Zhang Wanpeng, Zhang Dailin, Zhang Peng, Han Lei
School of Mechanical Science and Engineering, Huazhong University of Science and Technology, Wuhan 430074, China.
Sensors (Basel). 2022 Apr 8;22(8):2877. doi: 10.3390/s22082877.
The fiber optic gyroscope (FOG) is a high precision inertial navigation device, and it is necessary to ensure its reliability for effective use. However, the extracted fault features are easily distorted due to the interference of vibrations when the FOG is in operation. In order to minimize the influence of vibrations to the greatest extent, a fusion diagnosis method was proposed in this paper. It extracted features from fault data with Fast Fourier Transform (FFT) and wavelet packet decomposition (WPD), and built a strong diagnostic classifier with a sparse auto encoder (SAE) and a neural network (NN). Then, a fusion neural network model was established based on the diagnostic output probabilities of the two primary classifiers, which improved the diagnostic accuracy and the anti-vibration capability. Then, five fault types of the FOG under random vibration conditions were established. Fault data sets were collected and generated for experimental comparison with other methods. The results showed that the proposed fusion fault diagnosis method could perform effective and robust fault diagnosis for the FOG under vibration conditions with a high diagnostic accuracy.

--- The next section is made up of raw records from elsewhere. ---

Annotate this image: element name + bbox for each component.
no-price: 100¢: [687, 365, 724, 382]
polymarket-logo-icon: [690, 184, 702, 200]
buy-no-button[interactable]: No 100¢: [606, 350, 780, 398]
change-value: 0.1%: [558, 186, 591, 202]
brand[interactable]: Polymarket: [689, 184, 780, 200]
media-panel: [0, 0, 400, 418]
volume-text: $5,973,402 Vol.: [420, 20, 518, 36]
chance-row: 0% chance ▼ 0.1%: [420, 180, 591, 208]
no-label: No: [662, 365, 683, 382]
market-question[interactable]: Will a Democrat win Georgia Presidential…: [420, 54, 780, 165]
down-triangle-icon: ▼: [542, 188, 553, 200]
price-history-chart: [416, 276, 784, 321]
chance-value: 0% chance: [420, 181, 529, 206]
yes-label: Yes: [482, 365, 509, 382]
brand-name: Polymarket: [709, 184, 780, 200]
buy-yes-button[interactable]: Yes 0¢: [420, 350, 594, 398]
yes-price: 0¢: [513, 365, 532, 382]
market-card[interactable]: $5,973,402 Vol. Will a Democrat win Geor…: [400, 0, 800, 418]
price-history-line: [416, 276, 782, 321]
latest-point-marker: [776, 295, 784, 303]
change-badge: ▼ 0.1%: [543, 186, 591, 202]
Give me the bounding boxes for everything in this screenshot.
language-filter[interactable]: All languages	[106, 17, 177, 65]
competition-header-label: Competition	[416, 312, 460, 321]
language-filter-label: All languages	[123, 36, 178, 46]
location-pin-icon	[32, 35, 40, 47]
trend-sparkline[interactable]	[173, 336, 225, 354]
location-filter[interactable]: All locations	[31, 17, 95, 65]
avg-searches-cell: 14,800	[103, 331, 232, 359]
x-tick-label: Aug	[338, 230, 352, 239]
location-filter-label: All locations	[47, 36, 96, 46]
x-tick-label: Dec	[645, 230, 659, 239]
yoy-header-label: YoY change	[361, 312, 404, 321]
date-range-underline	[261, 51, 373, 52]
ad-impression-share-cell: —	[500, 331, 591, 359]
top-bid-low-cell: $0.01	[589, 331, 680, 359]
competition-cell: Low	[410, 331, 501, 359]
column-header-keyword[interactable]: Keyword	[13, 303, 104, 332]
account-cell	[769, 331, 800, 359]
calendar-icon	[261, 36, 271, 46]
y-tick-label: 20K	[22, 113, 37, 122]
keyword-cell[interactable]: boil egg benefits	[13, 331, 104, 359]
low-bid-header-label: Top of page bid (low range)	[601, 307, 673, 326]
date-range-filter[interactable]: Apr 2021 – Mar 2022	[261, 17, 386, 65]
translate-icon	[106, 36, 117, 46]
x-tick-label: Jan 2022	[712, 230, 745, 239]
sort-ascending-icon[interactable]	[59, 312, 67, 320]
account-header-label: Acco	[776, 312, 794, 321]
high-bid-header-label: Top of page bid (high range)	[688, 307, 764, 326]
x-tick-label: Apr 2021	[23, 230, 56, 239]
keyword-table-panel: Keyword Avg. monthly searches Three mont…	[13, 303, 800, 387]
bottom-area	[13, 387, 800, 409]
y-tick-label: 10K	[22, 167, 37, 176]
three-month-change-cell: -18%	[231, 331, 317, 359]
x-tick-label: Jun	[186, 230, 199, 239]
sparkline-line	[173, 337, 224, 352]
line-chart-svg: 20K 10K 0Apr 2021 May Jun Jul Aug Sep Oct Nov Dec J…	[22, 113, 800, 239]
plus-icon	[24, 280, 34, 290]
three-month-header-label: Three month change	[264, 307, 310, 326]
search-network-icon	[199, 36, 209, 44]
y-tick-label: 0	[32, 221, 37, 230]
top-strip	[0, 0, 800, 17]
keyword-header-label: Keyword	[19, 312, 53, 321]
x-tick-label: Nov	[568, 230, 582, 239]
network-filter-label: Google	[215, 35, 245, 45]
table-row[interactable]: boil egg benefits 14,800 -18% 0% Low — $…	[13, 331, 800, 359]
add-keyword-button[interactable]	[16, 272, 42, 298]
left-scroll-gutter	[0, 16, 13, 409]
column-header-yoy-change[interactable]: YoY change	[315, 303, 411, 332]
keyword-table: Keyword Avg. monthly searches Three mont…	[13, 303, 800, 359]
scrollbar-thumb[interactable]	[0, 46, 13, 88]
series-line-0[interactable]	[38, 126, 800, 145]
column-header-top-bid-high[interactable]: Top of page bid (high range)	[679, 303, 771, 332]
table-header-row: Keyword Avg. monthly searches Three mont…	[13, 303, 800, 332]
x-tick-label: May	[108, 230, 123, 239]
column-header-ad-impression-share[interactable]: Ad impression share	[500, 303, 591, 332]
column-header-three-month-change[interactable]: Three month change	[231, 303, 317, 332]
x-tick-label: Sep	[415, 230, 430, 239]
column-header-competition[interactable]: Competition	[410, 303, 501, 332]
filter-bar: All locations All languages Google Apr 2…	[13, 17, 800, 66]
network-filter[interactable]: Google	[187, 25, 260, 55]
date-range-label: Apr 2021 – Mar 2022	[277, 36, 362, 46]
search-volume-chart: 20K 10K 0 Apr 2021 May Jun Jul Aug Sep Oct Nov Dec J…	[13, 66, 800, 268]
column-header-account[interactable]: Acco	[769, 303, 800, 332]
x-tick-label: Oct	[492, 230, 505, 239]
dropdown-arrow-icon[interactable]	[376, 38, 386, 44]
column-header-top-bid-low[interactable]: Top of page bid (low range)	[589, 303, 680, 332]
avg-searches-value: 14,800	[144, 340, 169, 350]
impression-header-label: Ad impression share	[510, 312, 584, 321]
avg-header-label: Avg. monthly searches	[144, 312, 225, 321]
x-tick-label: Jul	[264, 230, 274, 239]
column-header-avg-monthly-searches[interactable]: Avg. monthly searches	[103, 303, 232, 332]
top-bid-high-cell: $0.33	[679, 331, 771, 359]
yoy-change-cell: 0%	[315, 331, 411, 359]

光纤陀螺仪(FOG)是一种高精度惯性导航设备,为有效使用必须确保其可靠性。然而,当光纤陀螺仪运行时,由于振动干扰,提取的故障特征很容易失真。为了最大程度地减少振动的影响,本文提出了一种融合诊断方法。它通过快速傅里叶变换(FFT)和小波包分解(WPD)从故障数据中提取特征,并使用稀疏自动编码器(SAE)和神经网络(NN)构建一个强大的诊断分类器。然后,基于两个主要分类器的诊断输出概率建立了一个融合神经网络模型,提高了诊断准确性和抗振能力。接着,建立了随机振动条件下光纤陀螺仪的五种故障类型。收集并生成故障数据集,以便与其他方法进行实验比较。结果表明,所提出的融合故障诊断方法能够在振动条件下对光纤陀螺仪进行有效且稳健的故障诊断,诊断准确率高。